As the saying goes, “talk is cheap”. In everyday terms, what does opioid use mean in my life? I’m currently working thanks in large part to my access to opioids. For example, on Tuesday I awoke in so much lower back pain that I was nauseous to the point of wanting to call in sick. Thanks to opioids, I’ve never had to call in sick because of pain YET, my personal guess is that day will come sooner than later however. Not only do opioids make it so “I don’t care” about my pain but they allow that fighting Alan spirit to shine through. Like I mentioned earlier, I’m a high functioning chronic pain patient because of my Alan spirit. As much as I would like to claim that it was my personal strength and determination that got me this far in my professional life that is wrong, what got me here is my determination and spirit to use any and all available tools, both medically and medication wise, at my disposal.

 

As a December baby, skiing has always been my sanity for life. It’s my place of peace and release for me.
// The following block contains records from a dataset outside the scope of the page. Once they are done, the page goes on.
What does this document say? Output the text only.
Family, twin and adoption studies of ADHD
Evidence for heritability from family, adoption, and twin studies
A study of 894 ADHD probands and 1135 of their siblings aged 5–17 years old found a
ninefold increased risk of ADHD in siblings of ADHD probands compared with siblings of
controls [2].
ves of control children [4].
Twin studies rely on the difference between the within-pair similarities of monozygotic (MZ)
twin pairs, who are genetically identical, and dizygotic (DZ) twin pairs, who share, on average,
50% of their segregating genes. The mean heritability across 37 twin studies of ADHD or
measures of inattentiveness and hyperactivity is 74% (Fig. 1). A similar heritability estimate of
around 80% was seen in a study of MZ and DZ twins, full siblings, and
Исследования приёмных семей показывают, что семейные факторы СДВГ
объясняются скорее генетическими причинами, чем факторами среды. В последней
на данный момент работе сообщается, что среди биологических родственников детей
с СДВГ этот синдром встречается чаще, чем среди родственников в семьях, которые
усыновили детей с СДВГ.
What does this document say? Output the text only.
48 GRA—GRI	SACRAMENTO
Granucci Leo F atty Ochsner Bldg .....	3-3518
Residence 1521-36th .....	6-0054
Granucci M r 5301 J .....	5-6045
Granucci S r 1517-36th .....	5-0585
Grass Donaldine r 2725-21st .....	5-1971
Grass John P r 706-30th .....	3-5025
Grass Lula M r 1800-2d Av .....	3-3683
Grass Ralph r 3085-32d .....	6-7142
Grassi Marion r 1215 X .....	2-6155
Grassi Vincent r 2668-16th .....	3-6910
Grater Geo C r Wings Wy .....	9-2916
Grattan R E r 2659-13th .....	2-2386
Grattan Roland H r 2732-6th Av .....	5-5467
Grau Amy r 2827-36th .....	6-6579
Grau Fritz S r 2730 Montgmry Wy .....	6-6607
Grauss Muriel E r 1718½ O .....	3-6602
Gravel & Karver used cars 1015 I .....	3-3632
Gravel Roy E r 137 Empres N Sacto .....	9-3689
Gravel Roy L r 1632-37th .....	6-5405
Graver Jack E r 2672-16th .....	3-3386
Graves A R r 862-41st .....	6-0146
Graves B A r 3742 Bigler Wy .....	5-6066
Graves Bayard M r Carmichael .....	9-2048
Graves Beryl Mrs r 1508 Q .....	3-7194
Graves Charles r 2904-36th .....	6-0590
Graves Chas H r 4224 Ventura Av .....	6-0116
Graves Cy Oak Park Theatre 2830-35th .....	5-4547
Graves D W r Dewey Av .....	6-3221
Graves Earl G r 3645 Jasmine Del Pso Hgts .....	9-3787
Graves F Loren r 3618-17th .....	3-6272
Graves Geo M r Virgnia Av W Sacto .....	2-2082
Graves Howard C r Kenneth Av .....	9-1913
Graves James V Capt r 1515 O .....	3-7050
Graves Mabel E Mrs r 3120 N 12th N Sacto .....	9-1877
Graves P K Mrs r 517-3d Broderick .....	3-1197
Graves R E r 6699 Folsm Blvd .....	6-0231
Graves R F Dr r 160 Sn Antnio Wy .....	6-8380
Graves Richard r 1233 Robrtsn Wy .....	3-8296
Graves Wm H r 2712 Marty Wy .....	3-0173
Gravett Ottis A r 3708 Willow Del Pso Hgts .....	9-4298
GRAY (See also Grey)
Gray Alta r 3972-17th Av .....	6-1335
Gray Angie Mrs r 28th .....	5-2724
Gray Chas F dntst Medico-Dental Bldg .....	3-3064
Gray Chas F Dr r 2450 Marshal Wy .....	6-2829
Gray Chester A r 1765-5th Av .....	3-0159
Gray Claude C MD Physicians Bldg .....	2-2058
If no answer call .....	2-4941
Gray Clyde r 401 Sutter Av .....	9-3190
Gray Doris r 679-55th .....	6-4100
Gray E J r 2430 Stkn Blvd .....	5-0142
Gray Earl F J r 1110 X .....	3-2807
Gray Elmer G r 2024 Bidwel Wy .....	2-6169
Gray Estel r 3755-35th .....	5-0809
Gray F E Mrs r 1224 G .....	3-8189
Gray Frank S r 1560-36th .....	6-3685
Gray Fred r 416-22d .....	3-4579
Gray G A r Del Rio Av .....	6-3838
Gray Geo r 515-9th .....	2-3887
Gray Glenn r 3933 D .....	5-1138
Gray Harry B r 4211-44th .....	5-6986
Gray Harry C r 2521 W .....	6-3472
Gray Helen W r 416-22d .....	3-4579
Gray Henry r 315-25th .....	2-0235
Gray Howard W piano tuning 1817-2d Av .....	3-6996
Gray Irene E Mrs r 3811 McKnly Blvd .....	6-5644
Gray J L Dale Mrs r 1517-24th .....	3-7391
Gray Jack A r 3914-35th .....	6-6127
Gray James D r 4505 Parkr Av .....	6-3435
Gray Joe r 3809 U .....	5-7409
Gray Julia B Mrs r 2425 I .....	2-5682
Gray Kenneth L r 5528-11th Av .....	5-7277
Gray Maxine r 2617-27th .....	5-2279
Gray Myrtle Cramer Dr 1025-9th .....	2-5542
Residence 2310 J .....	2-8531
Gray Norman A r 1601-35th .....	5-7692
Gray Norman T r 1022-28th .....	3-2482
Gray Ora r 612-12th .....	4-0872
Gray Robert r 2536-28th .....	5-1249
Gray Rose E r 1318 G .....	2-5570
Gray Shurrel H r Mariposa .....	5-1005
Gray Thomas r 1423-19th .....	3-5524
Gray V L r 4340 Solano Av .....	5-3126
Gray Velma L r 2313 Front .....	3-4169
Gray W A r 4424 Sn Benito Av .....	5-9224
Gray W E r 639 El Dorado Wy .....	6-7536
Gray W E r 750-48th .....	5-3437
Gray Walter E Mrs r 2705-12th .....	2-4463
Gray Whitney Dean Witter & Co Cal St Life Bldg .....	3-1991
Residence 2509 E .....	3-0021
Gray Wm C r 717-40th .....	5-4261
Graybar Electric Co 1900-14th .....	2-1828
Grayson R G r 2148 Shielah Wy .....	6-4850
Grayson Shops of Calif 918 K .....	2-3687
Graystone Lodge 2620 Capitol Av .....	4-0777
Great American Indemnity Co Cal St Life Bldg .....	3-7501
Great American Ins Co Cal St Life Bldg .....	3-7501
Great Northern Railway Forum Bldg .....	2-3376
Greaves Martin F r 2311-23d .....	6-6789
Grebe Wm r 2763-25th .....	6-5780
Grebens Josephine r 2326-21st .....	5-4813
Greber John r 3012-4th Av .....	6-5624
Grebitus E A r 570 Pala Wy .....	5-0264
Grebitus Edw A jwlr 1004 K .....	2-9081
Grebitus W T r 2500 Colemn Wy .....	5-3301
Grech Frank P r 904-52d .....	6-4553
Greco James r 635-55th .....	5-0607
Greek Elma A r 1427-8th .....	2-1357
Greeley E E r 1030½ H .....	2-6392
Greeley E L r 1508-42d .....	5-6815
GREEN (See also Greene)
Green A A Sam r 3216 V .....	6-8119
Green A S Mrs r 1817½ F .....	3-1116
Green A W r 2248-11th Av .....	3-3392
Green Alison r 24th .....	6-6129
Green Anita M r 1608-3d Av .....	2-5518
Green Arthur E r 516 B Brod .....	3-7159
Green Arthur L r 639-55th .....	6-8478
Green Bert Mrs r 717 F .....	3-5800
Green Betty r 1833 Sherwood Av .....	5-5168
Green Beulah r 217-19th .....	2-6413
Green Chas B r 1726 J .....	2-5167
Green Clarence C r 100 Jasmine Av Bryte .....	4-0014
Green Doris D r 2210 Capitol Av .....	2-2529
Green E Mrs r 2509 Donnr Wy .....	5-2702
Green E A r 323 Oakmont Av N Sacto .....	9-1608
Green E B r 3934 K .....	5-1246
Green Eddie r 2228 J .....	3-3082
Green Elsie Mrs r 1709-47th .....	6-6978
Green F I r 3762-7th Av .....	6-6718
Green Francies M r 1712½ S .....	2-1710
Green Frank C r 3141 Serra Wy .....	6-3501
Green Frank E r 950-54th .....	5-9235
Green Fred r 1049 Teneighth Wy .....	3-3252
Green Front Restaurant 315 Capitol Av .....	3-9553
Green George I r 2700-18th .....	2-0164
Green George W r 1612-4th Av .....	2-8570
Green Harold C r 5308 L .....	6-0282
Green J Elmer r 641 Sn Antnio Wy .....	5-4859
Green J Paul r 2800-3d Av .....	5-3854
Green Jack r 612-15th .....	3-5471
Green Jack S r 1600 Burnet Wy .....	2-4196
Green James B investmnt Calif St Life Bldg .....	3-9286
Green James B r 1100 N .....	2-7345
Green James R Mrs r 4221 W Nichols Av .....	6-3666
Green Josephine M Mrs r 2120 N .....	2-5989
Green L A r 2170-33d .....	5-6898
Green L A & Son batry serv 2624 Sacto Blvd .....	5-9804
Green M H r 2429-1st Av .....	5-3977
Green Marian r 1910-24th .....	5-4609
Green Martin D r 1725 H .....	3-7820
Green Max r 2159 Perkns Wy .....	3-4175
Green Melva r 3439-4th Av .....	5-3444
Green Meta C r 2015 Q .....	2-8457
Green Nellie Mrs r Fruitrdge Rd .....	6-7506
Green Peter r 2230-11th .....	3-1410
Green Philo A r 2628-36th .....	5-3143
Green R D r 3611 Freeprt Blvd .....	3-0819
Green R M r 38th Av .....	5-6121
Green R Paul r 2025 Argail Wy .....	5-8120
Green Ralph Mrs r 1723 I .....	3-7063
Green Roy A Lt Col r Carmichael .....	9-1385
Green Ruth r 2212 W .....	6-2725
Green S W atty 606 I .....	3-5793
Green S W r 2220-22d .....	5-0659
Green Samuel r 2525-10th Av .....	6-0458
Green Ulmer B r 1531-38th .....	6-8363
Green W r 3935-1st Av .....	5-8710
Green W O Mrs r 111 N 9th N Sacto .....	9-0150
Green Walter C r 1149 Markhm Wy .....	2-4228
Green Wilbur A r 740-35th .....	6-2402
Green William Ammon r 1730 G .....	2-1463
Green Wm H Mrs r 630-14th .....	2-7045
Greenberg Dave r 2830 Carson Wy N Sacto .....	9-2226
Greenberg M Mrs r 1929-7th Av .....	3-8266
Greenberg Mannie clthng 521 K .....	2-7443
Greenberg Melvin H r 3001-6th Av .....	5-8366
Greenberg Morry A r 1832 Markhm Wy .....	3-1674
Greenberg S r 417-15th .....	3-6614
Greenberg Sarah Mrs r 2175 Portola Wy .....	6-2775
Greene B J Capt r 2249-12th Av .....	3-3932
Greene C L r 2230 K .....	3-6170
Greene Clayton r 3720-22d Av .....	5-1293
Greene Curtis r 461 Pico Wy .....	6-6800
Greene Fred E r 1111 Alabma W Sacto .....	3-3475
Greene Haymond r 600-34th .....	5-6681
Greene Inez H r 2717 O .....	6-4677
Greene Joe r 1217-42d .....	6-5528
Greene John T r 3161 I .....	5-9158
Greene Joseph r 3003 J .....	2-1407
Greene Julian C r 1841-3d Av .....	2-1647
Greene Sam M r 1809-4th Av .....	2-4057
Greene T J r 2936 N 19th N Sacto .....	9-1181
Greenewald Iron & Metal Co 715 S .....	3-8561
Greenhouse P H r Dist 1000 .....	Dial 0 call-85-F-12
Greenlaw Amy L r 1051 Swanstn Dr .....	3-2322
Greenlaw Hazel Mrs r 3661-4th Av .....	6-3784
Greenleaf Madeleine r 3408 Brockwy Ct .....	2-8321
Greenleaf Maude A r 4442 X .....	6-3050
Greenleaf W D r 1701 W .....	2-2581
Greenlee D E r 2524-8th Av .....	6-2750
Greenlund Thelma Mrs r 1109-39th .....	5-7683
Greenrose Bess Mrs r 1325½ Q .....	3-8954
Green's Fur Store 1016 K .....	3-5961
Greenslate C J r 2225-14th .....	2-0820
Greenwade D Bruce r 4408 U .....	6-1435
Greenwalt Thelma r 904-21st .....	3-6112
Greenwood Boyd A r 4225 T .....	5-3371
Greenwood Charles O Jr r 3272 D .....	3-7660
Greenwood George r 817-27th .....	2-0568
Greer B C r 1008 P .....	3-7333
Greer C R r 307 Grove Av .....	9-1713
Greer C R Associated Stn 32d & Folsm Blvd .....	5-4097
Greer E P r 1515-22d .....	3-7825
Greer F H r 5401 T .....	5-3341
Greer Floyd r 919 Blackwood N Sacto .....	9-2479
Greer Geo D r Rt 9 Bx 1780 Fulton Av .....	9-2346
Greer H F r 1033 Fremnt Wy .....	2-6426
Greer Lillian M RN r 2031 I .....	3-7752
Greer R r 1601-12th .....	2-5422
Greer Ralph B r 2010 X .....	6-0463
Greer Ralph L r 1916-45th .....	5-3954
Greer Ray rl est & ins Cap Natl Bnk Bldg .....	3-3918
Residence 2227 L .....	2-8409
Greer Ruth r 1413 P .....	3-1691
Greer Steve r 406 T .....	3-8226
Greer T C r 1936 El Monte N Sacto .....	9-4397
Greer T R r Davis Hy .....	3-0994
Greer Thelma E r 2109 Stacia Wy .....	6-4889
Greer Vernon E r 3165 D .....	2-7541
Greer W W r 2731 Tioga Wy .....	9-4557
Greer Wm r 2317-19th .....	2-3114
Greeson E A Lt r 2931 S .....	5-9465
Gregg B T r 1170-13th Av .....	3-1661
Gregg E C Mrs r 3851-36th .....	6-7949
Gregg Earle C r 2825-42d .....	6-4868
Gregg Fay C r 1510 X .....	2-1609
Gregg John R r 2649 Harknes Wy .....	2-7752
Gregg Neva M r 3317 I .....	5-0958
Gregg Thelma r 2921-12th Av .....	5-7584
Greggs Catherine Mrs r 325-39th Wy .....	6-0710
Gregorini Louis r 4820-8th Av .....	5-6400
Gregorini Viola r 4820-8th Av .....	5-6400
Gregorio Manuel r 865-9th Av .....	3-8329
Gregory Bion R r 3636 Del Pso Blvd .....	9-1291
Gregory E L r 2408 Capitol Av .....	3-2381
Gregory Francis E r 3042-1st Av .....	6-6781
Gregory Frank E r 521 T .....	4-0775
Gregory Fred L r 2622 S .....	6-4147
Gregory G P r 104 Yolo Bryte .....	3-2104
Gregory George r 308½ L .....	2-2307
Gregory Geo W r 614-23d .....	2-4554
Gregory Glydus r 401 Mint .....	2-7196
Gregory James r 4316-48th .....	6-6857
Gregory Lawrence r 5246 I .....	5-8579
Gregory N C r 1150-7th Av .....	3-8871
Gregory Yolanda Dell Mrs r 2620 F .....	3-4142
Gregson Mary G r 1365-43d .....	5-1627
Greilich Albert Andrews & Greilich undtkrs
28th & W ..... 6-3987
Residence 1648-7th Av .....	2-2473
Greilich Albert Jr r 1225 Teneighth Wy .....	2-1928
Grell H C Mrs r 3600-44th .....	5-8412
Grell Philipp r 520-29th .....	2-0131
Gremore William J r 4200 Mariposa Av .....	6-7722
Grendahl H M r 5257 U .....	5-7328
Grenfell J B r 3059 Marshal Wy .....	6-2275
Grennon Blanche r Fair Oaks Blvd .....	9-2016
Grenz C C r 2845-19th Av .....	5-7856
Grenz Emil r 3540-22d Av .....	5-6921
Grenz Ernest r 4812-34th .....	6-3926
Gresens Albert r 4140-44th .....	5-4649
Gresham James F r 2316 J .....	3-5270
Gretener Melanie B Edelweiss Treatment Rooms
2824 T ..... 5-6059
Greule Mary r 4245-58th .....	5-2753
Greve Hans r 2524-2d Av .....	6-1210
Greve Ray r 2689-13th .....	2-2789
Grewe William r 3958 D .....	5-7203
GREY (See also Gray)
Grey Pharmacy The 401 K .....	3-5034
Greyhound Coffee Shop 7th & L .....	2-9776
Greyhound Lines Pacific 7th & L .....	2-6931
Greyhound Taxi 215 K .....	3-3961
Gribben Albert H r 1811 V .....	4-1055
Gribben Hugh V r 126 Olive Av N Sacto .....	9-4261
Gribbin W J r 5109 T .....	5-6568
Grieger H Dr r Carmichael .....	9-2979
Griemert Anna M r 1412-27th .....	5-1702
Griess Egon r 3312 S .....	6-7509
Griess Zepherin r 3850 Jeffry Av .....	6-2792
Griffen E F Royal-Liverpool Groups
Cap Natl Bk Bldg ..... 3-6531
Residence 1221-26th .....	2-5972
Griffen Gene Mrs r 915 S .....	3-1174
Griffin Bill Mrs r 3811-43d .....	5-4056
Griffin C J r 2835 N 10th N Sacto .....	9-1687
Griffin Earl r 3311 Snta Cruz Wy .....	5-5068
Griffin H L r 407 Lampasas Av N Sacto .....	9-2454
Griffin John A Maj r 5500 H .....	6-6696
Unfortunately with new hips among other hardware in my body I’m no longer able to ski as well as I was when I was a ski instructor. Those were the great old days! However, thanks to having access to opioids I’m still able to hold my own on a run or 3 before my body decides to crap out. This beats watching TV any day of the week and twice on Sundays. Skiing is an activity where my Alan spirit and ego can stretch its legs for the good of my soul, not bad karma.

 

One of the hardest things I have ever done, both physically and mentally, in my life was being an epatient advisor to the new delegates at last year’s Stanford University Medx Conference. For those of you that have not heard of Medx, it is a 4-day conference that takes its toll on patients. It’s a completely exhausting but a positive spiritual experience. Helping others so they can have the same experience as I’ve had was a capability that I was not sure I had. Thanks to my tool, opioids, I was able to control my pain for the 4 days of the conference, which meant my capabilities were able to come through that week. Without that tool, I’m 100% positive my pain would have prevented me from being as successful as I was that week. I’m a tough guy, but everyone needs help.

 

Many, if not most would assume I would regret my rock climbing fall or my autoimmune disease. This is simply not true at all. The truth is I don’t spend a lot of time thinking about them mainly because they are in the past. Those events in my life are no different than going to Medx or skiing some insane powder run. It’s just my life, nothing more. Yes, I did not grow up thinking I wanted to be an autoimmune patient with a serious rock climbing fall and a bunch of car wrecks under my trauma belt. No one does! However, these events have turned into a positive force in my life. I have new and amazing friends, new experiences that I would have never had if I was a healthy, and thanks to my site I’m now a better writer than I thought I could ever be. Until there is a cure for my arthritis and chronic pain, I will continue to take my opioid pain medication not because I’m addicted (yes I understand by most definitions I already am an addict), but because this is my life and it will be a cold day in hell before I relinquish control of my life over my disease!